You finally got your Databricks workspace humming, models training on schedule, notebooks behaving, and then someone says, “Can we automate all this with Terraform?” Congratulations, you’ve met the DevOps wall between data science chaos and cloud governance. The cure is learning how Databricks ML Terraform actually fits together, not just runs a few scripts that create compute clusters.
Databricks ML handles the messy part—model tracking, versioning, reproducibility. Terraform handles the boring but essential part—creating infrastructure predictably with access controls and policies baked in. When you merge them, you get a workflow that transforms big experiments into reliable, compliant environments your security team won’t lose sleep over.
How Databricks ML Terraform integration works
Terraform provisions the foundations: workspaces, clusters, job schedules, permissions, and secrets. It references Databricks providers, allowing every model, endpoint, and notebook to live behind infrastructure as code. Instead of clicking through the UI, developers commit their workflows with identity-aware rules, and Terraform handles the lifecycle automatically. Policy-as-code meets model-as-code, which makes audits easy and deployments consistent.
Under the hood, Terraform authenticates with Databricks using an identity provider like Okta or Azure AD through OIDC. Permissions cascade from cloud IAM roles to Databricks service principals, keeping token sprawl in check.

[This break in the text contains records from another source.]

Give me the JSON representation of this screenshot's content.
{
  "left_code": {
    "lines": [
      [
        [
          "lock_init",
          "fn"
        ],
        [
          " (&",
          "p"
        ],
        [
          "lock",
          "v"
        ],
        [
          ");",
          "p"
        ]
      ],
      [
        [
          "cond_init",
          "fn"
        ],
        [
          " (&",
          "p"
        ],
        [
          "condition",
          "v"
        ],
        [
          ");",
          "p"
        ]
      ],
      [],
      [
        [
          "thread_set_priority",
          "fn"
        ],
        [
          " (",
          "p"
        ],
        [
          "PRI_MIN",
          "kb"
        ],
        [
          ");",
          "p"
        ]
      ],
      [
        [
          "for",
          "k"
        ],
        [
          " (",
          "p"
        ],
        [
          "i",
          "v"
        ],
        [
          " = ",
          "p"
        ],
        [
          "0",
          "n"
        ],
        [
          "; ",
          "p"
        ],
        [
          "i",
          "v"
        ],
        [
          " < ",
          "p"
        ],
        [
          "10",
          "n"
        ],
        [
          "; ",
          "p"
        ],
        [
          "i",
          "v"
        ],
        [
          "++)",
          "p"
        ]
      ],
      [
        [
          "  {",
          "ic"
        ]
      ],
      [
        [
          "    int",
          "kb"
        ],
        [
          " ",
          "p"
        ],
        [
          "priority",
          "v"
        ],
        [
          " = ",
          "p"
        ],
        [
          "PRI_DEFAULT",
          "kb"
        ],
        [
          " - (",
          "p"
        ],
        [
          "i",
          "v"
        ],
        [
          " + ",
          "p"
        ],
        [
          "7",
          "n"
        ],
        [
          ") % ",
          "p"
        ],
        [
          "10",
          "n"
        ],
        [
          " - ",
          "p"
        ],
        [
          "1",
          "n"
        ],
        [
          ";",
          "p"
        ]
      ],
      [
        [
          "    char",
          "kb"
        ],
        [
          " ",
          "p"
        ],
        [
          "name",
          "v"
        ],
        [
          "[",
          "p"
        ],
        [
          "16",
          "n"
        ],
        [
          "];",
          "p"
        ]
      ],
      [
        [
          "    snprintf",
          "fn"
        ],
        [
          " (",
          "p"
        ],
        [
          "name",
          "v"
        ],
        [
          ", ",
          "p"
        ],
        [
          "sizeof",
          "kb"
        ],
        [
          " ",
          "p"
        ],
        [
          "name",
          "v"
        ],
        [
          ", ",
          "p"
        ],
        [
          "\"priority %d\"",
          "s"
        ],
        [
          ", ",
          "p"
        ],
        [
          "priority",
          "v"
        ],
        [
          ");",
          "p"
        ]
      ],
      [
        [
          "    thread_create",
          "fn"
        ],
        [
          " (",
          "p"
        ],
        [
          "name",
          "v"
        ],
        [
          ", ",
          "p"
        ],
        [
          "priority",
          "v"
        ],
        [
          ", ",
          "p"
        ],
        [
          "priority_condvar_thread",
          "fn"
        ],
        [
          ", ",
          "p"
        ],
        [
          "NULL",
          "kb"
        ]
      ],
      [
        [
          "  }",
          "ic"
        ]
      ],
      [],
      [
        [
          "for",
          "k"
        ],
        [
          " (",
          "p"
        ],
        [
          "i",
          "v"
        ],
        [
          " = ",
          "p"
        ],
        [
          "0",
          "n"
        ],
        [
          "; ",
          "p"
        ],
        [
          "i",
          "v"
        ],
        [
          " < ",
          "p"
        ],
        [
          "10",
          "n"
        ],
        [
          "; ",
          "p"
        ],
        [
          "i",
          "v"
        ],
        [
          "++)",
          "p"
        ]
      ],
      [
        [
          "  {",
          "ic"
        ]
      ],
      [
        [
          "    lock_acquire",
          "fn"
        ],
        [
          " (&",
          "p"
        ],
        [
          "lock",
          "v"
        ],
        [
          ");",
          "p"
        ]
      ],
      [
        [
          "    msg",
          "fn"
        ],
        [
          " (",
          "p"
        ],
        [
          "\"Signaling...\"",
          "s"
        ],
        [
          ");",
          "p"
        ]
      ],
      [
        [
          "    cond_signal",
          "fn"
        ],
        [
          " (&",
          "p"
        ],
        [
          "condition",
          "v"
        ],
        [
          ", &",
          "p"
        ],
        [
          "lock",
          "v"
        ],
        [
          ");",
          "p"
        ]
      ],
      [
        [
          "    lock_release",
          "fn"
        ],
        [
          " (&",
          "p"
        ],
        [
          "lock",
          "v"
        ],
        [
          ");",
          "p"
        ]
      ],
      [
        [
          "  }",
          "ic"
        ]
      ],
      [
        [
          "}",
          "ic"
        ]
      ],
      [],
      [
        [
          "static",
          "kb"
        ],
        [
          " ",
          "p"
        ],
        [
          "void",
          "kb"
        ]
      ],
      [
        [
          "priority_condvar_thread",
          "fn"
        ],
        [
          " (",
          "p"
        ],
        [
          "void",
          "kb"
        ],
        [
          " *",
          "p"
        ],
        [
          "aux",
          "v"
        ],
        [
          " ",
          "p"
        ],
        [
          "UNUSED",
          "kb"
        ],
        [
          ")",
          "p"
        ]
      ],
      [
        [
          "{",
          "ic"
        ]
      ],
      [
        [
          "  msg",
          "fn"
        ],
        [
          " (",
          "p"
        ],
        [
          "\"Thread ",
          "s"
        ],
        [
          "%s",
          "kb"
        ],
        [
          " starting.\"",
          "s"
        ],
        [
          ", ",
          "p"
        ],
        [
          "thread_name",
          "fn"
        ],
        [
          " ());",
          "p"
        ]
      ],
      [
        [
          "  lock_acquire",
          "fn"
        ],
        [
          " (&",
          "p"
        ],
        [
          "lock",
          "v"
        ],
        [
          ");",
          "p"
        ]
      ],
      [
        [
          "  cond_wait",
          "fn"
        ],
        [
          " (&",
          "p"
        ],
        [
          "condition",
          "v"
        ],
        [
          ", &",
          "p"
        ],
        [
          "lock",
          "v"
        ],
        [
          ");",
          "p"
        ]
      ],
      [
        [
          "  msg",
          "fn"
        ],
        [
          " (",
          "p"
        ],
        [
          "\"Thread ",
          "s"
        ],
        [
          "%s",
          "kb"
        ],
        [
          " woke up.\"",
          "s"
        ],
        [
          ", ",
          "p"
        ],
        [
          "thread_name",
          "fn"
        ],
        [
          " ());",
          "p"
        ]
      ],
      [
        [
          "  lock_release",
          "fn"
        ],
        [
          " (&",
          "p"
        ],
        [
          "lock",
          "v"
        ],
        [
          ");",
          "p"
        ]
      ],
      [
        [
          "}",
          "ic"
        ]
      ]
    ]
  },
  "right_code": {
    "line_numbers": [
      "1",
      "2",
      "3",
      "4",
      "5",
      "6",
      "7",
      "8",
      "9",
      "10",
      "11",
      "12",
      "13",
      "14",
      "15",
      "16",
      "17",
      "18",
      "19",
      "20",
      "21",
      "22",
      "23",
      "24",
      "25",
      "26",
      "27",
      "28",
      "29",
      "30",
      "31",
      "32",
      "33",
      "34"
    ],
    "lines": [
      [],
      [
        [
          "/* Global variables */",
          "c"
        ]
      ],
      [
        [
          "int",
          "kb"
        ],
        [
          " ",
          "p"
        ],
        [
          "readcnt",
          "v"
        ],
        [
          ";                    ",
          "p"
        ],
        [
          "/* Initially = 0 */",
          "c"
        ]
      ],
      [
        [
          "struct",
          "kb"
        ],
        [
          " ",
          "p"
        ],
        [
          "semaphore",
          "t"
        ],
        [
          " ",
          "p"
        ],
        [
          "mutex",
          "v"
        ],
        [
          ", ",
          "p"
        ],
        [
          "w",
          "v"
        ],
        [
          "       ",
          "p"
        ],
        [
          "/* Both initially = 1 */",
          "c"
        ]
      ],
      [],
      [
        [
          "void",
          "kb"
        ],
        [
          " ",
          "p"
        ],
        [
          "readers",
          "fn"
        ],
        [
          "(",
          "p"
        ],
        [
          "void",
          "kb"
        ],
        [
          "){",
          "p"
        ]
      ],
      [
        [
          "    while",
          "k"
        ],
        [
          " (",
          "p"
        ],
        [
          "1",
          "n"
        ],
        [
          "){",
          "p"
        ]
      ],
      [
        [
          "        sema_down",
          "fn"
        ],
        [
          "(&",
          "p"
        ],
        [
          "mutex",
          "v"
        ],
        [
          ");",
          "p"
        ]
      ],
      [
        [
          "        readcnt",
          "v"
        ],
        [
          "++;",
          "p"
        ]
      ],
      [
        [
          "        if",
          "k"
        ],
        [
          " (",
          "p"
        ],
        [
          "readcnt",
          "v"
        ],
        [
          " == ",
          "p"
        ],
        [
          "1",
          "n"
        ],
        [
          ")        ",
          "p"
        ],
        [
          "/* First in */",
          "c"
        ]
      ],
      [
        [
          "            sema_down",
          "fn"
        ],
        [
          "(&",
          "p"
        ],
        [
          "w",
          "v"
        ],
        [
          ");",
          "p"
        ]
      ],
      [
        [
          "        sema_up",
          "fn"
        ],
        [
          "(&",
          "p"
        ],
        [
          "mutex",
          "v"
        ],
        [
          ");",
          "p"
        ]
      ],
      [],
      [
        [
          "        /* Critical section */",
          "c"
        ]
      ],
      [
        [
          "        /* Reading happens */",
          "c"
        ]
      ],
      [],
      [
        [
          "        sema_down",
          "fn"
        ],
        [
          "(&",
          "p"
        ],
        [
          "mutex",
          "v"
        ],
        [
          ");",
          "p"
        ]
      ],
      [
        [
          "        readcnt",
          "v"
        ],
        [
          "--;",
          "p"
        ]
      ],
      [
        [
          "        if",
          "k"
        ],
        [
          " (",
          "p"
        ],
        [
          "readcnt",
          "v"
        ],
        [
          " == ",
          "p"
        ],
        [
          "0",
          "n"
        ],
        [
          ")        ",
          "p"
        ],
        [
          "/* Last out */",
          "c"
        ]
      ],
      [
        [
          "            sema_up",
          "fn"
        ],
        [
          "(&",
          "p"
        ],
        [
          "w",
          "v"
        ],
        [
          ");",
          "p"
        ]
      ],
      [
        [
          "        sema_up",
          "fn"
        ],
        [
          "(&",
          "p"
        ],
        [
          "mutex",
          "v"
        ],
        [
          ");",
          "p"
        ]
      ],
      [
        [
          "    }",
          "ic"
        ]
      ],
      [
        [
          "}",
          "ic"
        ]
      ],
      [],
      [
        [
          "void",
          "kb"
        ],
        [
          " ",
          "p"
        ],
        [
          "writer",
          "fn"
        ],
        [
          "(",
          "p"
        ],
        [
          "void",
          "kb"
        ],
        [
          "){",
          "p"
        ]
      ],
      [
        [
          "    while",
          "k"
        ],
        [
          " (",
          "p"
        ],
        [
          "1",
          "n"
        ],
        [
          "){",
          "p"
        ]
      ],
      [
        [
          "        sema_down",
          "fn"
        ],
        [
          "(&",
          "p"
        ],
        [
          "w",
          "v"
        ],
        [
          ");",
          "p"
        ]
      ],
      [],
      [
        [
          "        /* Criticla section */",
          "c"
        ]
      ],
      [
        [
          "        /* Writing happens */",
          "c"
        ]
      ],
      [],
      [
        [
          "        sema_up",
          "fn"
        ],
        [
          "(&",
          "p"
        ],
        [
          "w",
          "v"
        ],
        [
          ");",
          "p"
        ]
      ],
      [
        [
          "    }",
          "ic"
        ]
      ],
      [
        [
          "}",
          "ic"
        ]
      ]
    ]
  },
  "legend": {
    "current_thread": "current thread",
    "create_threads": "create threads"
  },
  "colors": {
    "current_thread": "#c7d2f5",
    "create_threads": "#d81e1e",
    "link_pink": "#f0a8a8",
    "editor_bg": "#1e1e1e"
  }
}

This setup guarantees reproducible environments and isolates ML runs through managed clusters configured the same way every time.
Best practices for secure automation
Follow the principle of least privilege. Map Databricks groups directly to Terraform-managed IAM roles. Rotate secrets using vault integrations instead of embedding API keys. Define workspace and cluster configs in separate modules so your ML engineers can change compute without altering policy logic. When Terraform plans drift, review them through CI pipelines and require approval from dedicated reviewers. The goal is safety without friction.